Murphy had his own specter: Democrat Jon Corzine, the one-term governor who was trounced by Christie in 2009 as voters rejected his handling of the economic recession. Murphy noted the similarities -- both came from humble roots, earned personal fortunes at Goldman, championed tax and social policies favoring the poor and middle class and bankrolled their campaigns -- but insisted that he was his own person, with his own leadership style.

Corzine left office with approval ratings that were more than double those for Christie, according to PublicMind.

Murphy consistently led in independent surveys, most recently by 12 percentage points in a Quinnipiac University poll of 662 likely voters released Nov. 6. He was backed by public-worker unions and the heads of all 21 Democratic county committees, and by Oct. 24 had outspent Guadagno by more than 2-to-1 for the general election, and had $3.5 million cash on hand to his opponent’s $632,000.

Critics, though, faulted his vagueness on budget remedies. Even an editorial endorsement by the Star-Ledger, the state’s largest newspaper, declared him its choice “by default,” citing “profound weaknesses.”

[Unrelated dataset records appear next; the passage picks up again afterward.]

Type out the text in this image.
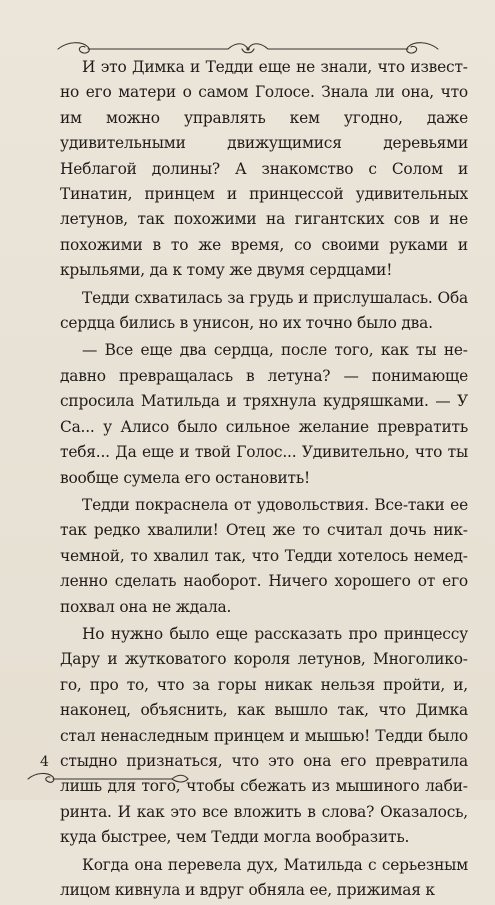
И это Димка и Тедди еще не знали, что известно его матери о самом Голосе. Знала ли она, что им можно управлять кем угодно, даже удивительными движущимися деревьями Неблагой долины? А знакомство с Солом и Тинатин, принцем и принцессой удивительных летунов, так похожими на гигантских сов и не похожими в то же время, со своими руками и крыльями, да к тому же двумя сердцами!

Тедди схватилась за грудь и прислушалась. Оба сердца бились в унисон, но их точно было два.

— Все еще два сердца, после того, как ты недавно превращалась в летуна? — понимающе спросила Матильда и тряхнула кудряшками. — У Са... у Алисо было сильное желание превратить тебя... Да еще и твой Голос... Удивительно, что ты вообще сумела его остановить!

Тедди покраснела от удовольствия. Все-таки ее так редко хвалили! Отец же то считал дочь никчемной, то хвалил так, что Тедди хотелось немедленно сделать наоборот. Ничего хорошего от его похвал она не ждала.

Но нужно было еще рассказать про принцессу Дару и жутковатого короля летунов, Многоликого, про то, что за горы никак нельзя пройти, и, наконец, объяснить, как вышло так, что Димка стал ненаследным принцем и мышью! Тедди было стыдно признаться, что это она его превратила лишь для того, чтобы сбежать из мышиного лабиринта. И как это все вложить в слова? Оказалось, куда быстрее, чем Тедди могла вообразить.

Когда она перевела дух, Матильда с серьезным лицом кивнула и вдруг обняла ее, прижимая к

4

Murphy, a married father of four with a riverside estate in Middletown and residences in Italy and Germany, gave his campaign at least $15 million. He also had support from super political-action committees, including $6 million from the labor union-backed Committee to Build the Economy and more than $2 million from the Democratic Governors Association.

Born to a working-class Boston-area family, he was educated at Harvard University and the University of Pennsylvania’s Wharton School of Business. At Goldman he headed the firm’s Frankfurt office and later, its Asia operations. A onetime finance chairman of the Democratic National Committee, he was appointed by then-President Barack Obama as U.S. ambassador to Germany from 2009-2013.